Negara-negara maju telah menunjukkan praktik reorientasi anggaran yang berkeadilan. Korea Selatan, misalnya, menaikkan belanja pendidikan dan teknologi pemuda hingga 12% dalam APBN 2023, dan menurunkan pengangguran pemuda sebesar 2,5% (OECD Economic Outlook, 2024). Bandingkan dengan Indonesia yang justru menambah belanja pertahanan rata-rata 12% per tahun sejak 2019, sementara peningkatan sektor pendidikan stagnan di kisaran 6% (INDEF, 2024).

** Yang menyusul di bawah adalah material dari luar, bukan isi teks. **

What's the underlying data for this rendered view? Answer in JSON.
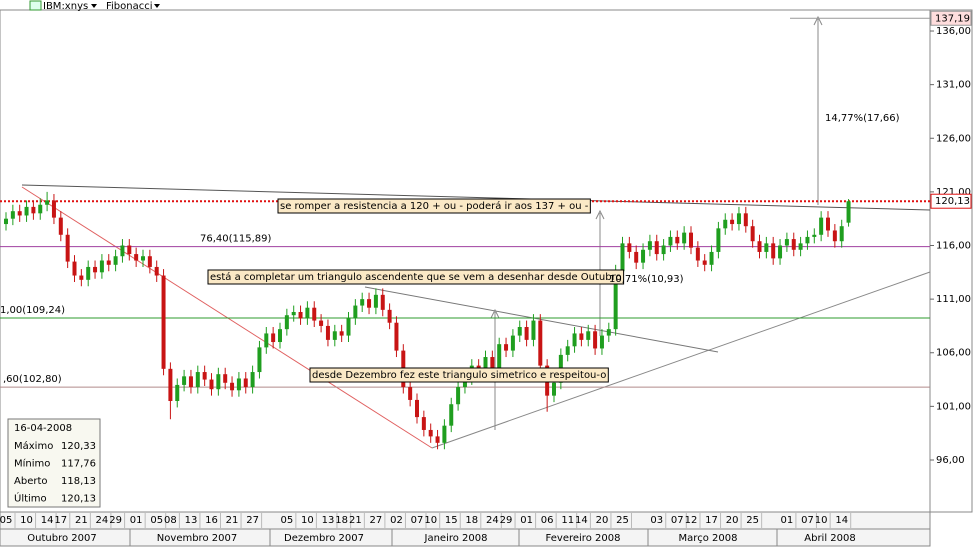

Dalam bagian ini, Dr. Djohermansyah Djohan menegaskan bahwa negara harus menjadi penyelenggara pemerintahan yang melayani (service-oriented government). Fungsi pelayanan publik pendidikan, kesehatan, dan ketenagakerjaan harus diletakkan sebagai pilar utama kebijakan anggaran, bukan menjadi pelengkap dari proyek kekuasaan. Sementara itu, Dr. Yayan Hidayat dari UNPAD menambahkan bahwa penyusunan anggaran negara sebaiknya menggunakan pendekatan need-based budgeting. Yaitu alokasi berdasarkan kebutuhan nyata masyarakat dan indikator ketimpangan sosial, bukan atas dasar kepentingan elite.
Ketimpangan
Ketimpangan alokasi anggaran negara antara urusan pemerintahan absolut dan urusan konkuren menunjukkan adanya kegagalan negara dalam menjalankan fungsi pelayanan publik secara adil dan proporsional. Ketika belanja untuk sektor pertahanan, keamanan, dan birokrasi mendominasi RAPBN, sementara fungsi pendidikan, kesehatan, dan perlindungan sosial justru terpinggirkan. Maka negara secara sadar menciptakan ketidakadilan struktural. Padahal, sebagaimana diatur dalam Undang-Undang Nomor 23 Tahun 2014, urusan konkuren merupakan mandat konstitusional yang harus dijalankan bersama antara pusat dan daerah demi menjamin kesejahteraan seluruh rakyat Indonesia.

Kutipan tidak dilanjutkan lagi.